Tuesday, May 29, 2007

Fear Itself

I've been thinking a lot about Owen. So much is happening around him lately, and he seems to be growing, mentally and physically, faster than is comfortable for me.

The first thing is his anxiety, his fear of fear...and that's exactly what it is. He cannot stand sudden noises and falls apart completely--completely--when he knows he might encounter one. But it's not the noise that undoes him; it's his anticipation of the noise. Once the noise happens, he calms down, even as he's hearing it, because he doesn't have to wait and wonder when it's coming anymore.
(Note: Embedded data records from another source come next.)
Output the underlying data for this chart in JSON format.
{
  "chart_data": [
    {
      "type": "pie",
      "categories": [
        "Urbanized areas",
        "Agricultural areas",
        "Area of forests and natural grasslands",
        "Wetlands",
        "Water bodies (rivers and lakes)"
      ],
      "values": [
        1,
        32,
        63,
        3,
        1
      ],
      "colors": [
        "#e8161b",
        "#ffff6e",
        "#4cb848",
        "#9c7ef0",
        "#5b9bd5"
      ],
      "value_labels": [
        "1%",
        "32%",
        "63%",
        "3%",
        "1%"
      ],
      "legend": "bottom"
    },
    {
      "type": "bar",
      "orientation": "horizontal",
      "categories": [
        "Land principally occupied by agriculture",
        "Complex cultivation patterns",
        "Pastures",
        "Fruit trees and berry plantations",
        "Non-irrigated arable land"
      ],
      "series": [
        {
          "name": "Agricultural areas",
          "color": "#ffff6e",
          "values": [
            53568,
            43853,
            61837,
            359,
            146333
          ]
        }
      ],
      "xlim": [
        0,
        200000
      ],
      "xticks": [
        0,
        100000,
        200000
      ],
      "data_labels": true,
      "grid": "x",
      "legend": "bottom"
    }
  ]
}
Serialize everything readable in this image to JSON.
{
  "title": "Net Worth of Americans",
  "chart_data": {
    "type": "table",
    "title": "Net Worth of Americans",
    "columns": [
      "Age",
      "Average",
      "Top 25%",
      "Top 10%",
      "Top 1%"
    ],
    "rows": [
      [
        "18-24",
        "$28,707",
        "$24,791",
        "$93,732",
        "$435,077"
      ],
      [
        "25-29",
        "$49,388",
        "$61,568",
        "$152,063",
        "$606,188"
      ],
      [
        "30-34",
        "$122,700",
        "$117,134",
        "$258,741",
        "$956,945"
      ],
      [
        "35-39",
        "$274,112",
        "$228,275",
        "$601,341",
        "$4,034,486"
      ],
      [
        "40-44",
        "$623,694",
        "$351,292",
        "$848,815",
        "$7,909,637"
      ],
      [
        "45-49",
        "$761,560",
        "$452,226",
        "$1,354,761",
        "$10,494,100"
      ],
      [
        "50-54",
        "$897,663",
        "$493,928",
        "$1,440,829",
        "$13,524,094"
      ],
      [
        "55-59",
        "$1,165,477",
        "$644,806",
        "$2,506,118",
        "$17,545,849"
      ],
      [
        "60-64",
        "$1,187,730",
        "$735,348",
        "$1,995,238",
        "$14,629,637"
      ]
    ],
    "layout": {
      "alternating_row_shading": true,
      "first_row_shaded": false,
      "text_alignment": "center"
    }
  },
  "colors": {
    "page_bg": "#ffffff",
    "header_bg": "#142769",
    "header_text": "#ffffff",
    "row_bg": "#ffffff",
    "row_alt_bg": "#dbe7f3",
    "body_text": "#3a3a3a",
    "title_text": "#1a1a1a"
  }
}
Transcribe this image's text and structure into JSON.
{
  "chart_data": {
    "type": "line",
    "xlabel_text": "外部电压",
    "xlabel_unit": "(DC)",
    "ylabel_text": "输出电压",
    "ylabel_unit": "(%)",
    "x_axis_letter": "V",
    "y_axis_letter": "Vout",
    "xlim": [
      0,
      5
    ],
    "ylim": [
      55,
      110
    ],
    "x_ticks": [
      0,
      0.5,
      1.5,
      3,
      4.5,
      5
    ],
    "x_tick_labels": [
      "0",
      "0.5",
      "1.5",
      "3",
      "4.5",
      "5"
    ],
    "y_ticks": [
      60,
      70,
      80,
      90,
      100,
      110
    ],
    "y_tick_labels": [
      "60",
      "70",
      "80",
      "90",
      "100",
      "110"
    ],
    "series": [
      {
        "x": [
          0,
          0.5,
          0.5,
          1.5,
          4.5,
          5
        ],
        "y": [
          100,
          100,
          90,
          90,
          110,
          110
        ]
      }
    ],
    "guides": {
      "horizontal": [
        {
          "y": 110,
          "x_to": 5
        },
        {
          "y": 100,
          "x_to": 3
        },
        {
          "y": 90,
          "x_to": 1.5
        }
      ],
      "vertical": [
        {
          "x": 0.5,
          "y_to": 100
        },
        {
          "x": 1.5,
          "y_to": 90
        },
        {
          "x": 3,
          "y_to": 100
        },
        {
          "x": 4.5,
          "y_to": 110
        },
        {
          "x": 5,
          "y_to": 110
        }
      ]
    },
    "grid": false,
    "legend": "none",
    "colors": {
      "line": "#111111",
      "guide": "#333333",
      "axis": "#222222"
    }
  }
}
The best example is the coffee maker, which is currently the sorest subject in our house. Every morning he hops on my bed to wake me up. First he tells me the time (usually 7:30 or something close), then he says, "Mommy, please don't make coffee. Please." Our coffee maker beeps when the coffee is ready and then again 2 hours later, just before it shuts itself off. Owen cannot tolerate the suspense of not knowing exactly when this beep is coming, and his fear seems to be escalating. This morning, in a gesture not unlike an environmentalist trying to save a tree by perching in its branches, Owen woke me up, then ran into the kitchen and camped out in front of the coffee maker, trying to make it impossible for me to reach around him to make the coffee. When I tried to pull Mr. Coffee toward me, he shoved Mr. Coffee back against the wall. When I pushed the little button to set the brew to "strong," he pushed it to turn it off. Finally, I had to carry him back into his room and tuck him back into bed. "I'll come get you after it beeps," I told him. He told me to turn on the fan. The fan drowns out all outside noise.

You might wonder why I choose to torture my child by subjecting him to the horror of the unpredictable Mr. Coffee beep every morning rather than getting a different coffee maker or giving up coffee all together, and I'll tell you why. Because if I shaped my life around Owen's anxiety, I also would not be able to do laundry (our dryer beeps when it's finished), receive phone calls (he will not allow he phone within 20 feet of him), listen to CD's in the car (as it is I have to turn the radio all the way down before I start the car, then turn it up gradually, oh so gradually, until we can hear it), bake anything in the oven that requires timing, watch Family Feud, and so on. And trust me, the list goes on. And on.

So we've called a child psychologist, a remedy that I would not default to, but after realizing that fear is limiting Owen's joy, we decided we needed help to get him past it. I was finally convinced that we needed help the day Owen told me he didn't want to go to a good friend's house anymore because they have a mantel clock that chimes the quarter hours. And there's nothing that boy loves more than a play date.

He starts Kindergarten in July, and I can imagine the conversation we'll have after his first day:

Owen: "Mommy, they have a bell."
Me (trying to be nonchalant): "They do?"
Owen: Yeah. It rings when it's lunch time and when it's time to go home.
Me: Oh. Neat.
Owen: I'm not going back to that new school. I want to stay here and do fun things with you.
Me: Well, you have to go to school, sweetie...

Then the heartbreaking fit will commence. Heartbreaking because I can see that he's really truly scared, and as ridiculous as it seems to me, this fear is so not ridiculous to him, and there's nothing I can do to make him feel better. Thus, the call I have in to the child psychologist. I'm still waiting for her to call back.

The whole starting Kindergarten issue is, I see now, another post. But really both issues come down to the same realization: he now has--and will continue to have--problems that are bigger than me. For the first time, something is wrong that I alone cannot fix. And thinking of him starting school, stepping further away from us and deeper into the influence of the outside world, has made me realize that his life will only become more and more complex. And I won't always be able to pull him out of the chaos.